A similar displacement also occurs on the joint surface with the nozzles, which is disadvantageous because harmful stress is generated on the discharge port plate 1, the flow path partition wall 5 or the joint surface. Therefore, in order to alleviate or absorb the stress, a method of providing an appropriate adhesive layer at the joint or providing a buffer member can be adopted.

In addition, the arrangement of the discharge port plate 1 is not limited,
The upper surface of the upper substrate 6 may be used.

The embodiments described above can be installed in various combinations.

Effects As is apparent from the above description, according to the present invention, the connection of the drive electrode and the common electrode (earth electrode) is simplified, the processing is facilitated, and the voltage application during driving is simplified. In addition, since the individual piezoelectric vibrators are substantially separated, vibration interference between the piezoelectric vibrators is eliminated, the displacement can be efficiently applied to the flow path partition wall, and the driving voltage can be reduced. , Reduced mutual interference.

In addition, since the drive electrode is formed by processing the groove of the piezoelectric element, a special electrode forming step is not required. Further, the discharge efficiency is improved, and the processing for forming the flow path partition wall portion can be easily performed. In addition, since the bottom wall can be easily processed with high precision, the displacement characteristics are good, and there is an effect that a protective layer, an insulating layer, and the like on the electrode surface need not be provided.

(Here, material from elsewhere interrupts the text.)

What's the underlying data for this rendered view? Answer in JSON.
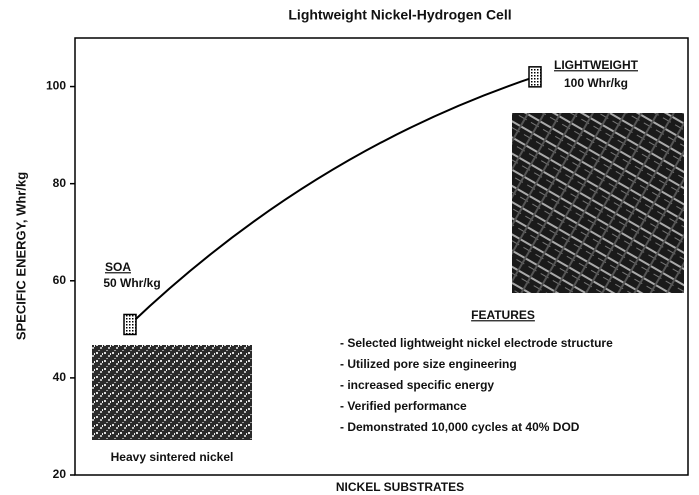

[Brief description of the drawings]

FIG. 1 is a block diagram for explaining an embodiment of an ink jet recording apparatus according to the present invention, and FIG. 2 is a diagram for explaining the operation of a head unit according to the present invention. FIG. 3 is a cross-sectional view for explaining a head processing method;
FIGS. 4 to 7 are views showing another embodiment of the head section of the present invention. 1 ... Discharge port plate, 2 ... Piezoelectric vibrator, 3 ... Substrate, 4 ...
… Ink flow path, 5… flow path partition, 6… upper substrate, 7…
Drive electrode, 8: Common electrode, 9: Slit, 10: Partition member, 11: Bottom wall, 12: Discharge port, 13: Bottom wall layer.

──────────────────────────────────────────────────続 き Continued on the front page (72) Inventor ▲ Ame ▼ Minoru Yamamoto 1-3-6 Nakamagome, Ota-ku, Tokyo Inside Ricoh Company, Ltd. (72) Inventor Osamu Naruse 1-3-3 Nakamagome, Ota-ku, Tokyo No. 6 Inside Ricoh Company, Ltd. (72) Inventor Toshiharu Hirata 1-3-6 Nakamagome, Ota-ku, Tokyo Inside Ricoh Company Limited (56) References JP-A-59-159358 (JP, A) JP-A-63-129173 (JP, A) JP-A-63-252750 (JP, A) JP-A-63-247051 (JP, A) JP-A-60-90770 (JP, A) (58) Int.Cl. ⁶ , DB name) B41J 2/045

Claims (1)

(57) [Claims] An ink flow path communicating with the discharge port, a flow path partition for individually dividing the ink flow path, and an ink supply unit communicating with the ink flow path; A piezoelectric vibrator for causing deformation in the portion is provided, and by driving the piezoelectric vibrator, a deformation is generated at a root portion of the flow path partition, causing a displacement in the flow path partition, and causing a change in the ink flow path. In an ink jet head that generates a pressure change to discharge ink droplets from the discharge ports, selectively driving one part of the piezoelectric vibrator corresponding to the ink flow path to form the corresponding ink flow path An ink jet recording apparatus characterized in that a displacement is caused on both side walls of the flow path forming the ink.